Architectures de glace

Le Carnaval de Québec nous ramène chaque année le palais de Bonhomme, pièce maîtresse des festivités, bâti entièrement en glace. La 60e édition de ce festival hivernal qui vient de s’achever a puisé une fois de plus dans la tradition pour offrir aux carnavaleux une touche de féérie qui plaît autant aux petits qu’aux grands. Qui, dans son enfance, n’a pas construit de châteaux forts dans la neige ou joué à la Guerre des tuques? Voilà une autre preuve que les Québécois savent tirer parti de l’hiver et s’y adapter, comme je l’avais démontré dans un billet précédent.

Le palais de glace 2014 érigé à la place de l’Assemblée-Nationale. Photo Marielle Frigault.

Le palais de glace 2014 érigé à la place de l’Assemblée-Nationale. Photo Marielle Frigault

L’architecture éphémère que constitue le palais du Carnaval, construit que pour le temps des festivités, a évolué avec le temps: tantôt de glace, tantôt de neige, le palais a pris à certaines occasions des formes plus abstraites et s’est déplacé à différentes endroits de la ville. Avec le concours international de sculpture sur neige, l’une de mes activités favorites, la construction du palais de glace démontre le savoir-faire d’artistes et d’artisans qui sculptent et façonnent de l’eau gelée, ce qui n’est pas banal!

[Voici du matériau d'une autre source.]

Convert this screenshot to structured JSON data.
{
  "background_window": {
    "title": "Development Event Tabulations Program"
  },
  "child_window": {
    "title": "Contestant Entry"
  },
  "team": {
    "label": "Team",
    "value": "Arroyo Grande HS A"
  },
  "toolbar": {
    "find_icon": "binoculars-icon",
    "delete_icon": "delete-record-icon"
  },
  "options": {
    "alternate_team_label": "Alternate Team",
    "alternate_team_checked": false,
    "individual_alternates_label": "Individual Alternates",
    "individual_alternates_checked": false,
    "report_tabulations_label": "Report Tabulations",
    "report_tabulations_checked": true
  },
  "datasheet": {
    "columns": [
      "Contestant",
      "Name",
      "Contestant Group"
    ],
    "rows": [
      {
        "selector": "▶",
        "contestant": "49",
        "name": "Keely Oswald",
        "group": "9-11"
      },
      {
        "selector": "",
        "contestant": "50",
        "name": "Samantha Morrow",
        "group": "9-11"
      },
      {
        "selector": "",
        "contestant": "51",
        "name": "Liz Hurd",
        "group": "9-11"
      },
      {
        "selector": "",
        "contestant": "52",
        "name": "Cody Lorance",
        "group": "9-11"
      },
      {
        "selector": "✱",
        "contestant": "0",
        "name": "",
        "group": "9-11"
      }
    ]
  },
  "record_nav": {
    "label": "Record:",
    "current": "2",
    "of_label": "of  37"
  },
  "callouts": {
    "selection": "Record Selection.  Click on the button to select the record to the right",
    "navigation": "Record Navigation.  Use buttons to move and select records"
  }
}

Une tradition «châteauesque»

Même si le Carnaval tel qu’on le connaît aujourd’hui a débuté en 1955, il prend ses origines d’éditions précédentes, notamment dans celles de 1894 et de 1895 où la construction de palais de glace sur les fortifications de la ville est déjà un élément central des festivités. En cette fin de 19e siècle, en pleine période victorienne, l’architecture inspirée de l’époque médiévale est à son apogée avec la conservation des vieux murs et la volonté de donner à Québec une image plus pittoresque. Plusieurs édifices construits un peu plus tôt à Québec, dont la porte Saint-Louis (1878), le manège militaire (1888) et le château Frontenac (1892) arborent des formes empruntées aux châteaux et aux forteresses du Moyen Âge ou de la Renaissance: tourelles, échauguettes, meurtrières, créneaux et mâchicoulis. Ce mouvement a été si important qu’il est un peu devenu un élément distinctif de Québec, communément appelé le «style Château». Il est donc normal qu’on s’inspire de ce genre architectural alors très à la mode pour la construction d’un palais de glace destiné à égayer les citoyens.

Lorsqu’on ressuscite de façon permanente le Carnaval dans les années 1950, on récupère cette tradition quelque peu nostalgique des palais de glace, surtout qu’elle sied bien à la thématique principale qui régit les activités carnavalesques, soit celle de la monarchie avec les duchés, les duchesses et le couronnement de la reine. L’imposante construction de glace de 1955 comptait même un donjon utilisé pour enfermer, le temps d’une plaisanterie, les carnavaleux qui n’arboraient pas l’effigie de Bonhomme!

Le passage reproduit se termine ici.